Diabelred: Rotx
Przeciez w meczu z Niemcami tez obroncy gubili krycie, szczegolnie Wawrzynak, ktoremu wielokrotnie urywal sie Bellarabi. Mielismy szczescie, ze w tym meczu wlasnie gral ten niedoswiadczony w repce pilkarz. Gdyby na jego miejscu gral Reus, wtedy stracilibysmy min. 1 bramke, patrzac na te sytuacje jakie mial ten Bellarabi. Najbardziej mnie smieszyl Goetze, ktory chyba chcial wejsc z pilka do bramki.

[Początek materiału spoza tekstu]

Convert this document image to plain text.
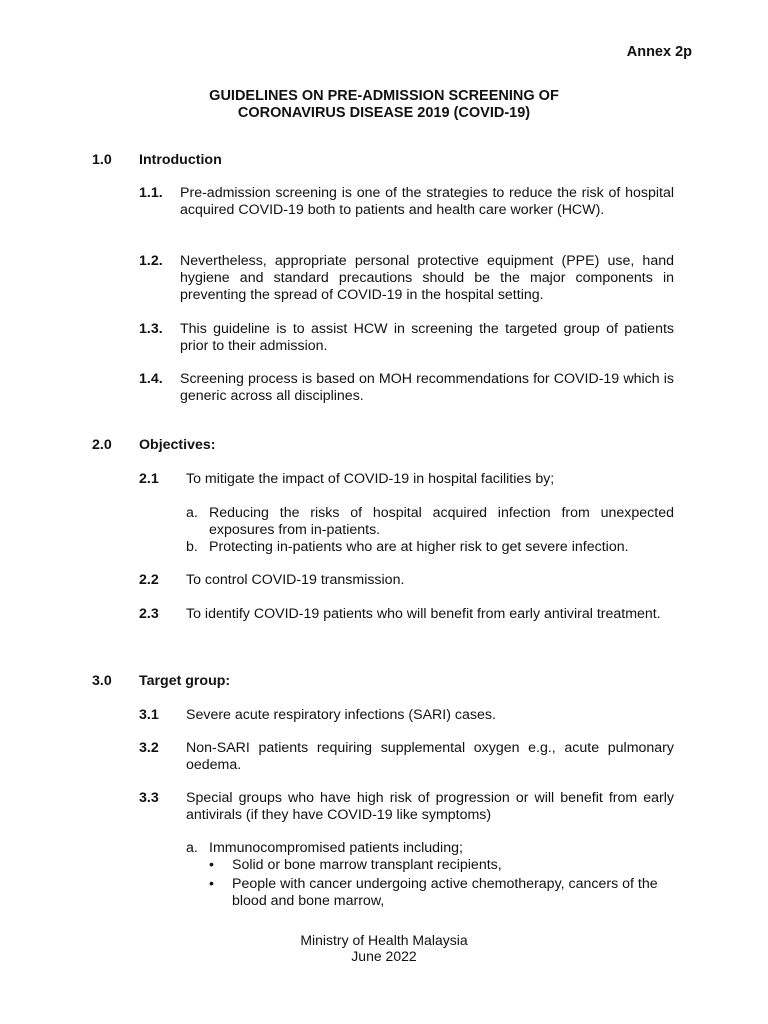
Annex 2p
GUIDELINES ON PRE-ADMISSION SCREENING OF
CORONAVIRUS DISEASE 2019 (COVID-19)
1.0 Introduction
1.1. Pre-admission screening is one of the strategies to reduce the risk of hospital acquired COVID-19 both to patients and health care worker (HCW).
1.2. Nevertheless, appropriate personal protective equipment (PPE) use, hand hygiene and standard precautions should be the major components in preventing the spread of COVID-19 in the hospital setting.
1.3. This guideline is to assist HCW in screening the targeted group of patients prior to their admission.
1.4. Screening process is based on MOH recommendations for COVID-19 which is generic across all disciplines.
2.0 Objectives:
2.1 To mitigate the impact of COVID-19 in hospital facilities by;
a. Reducing the risks of hospital acquired infection from unexpected exposures from in-patients.
b. Protecting in-patients who are at higher risk to get severe infection.
2.2 To control COVID-19 transmission.
2.3 To identify COVID-19 patients who will benefit from early antiviral treatment.
3.0 Target group:
3.1 Severe acute respiratory infections (SARI) cases.
3.2 Non-SARI patients requiring supplemental oxygen e.g., acute pulmonary oedema.
3.3 Special groups who have high risk of progression or will benefit from early antivirals (if they have COVID-19 like symptoms)
a. Immunocompromised patients including;
• Solid or bone marrow transplant recipients,
• People with cancer undergoing active chemotherapy, cancers of the blood and bone marrow,
Ministry of Health Malaysia
June 2022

To nie nasi zagrali az tak wspaniale w defensywie(chociaz nie powiem Glik zrobil na mnie wrazenie w tym meczu), to po prostu Niemcy byli bardzo nieskuteczni. Innego dnia przy lepszych zawodnikach w kadrze Niemiec(Reus, Szwajni), skonczylibysmy jak Brazylia, wszystkiego Glik i Szczesny by nie wybronili...
Loew mowil, ze bramka Polski byla jak zaczarowana i cos w tym bylo, bo nawet Podolski strzelajac z kilku metrow z woleja trafil tylko w poprzeczke.
Co do Szkotow to po prostu wykorzystali swoje sety jakie mieli, cos jak my z Niemcami.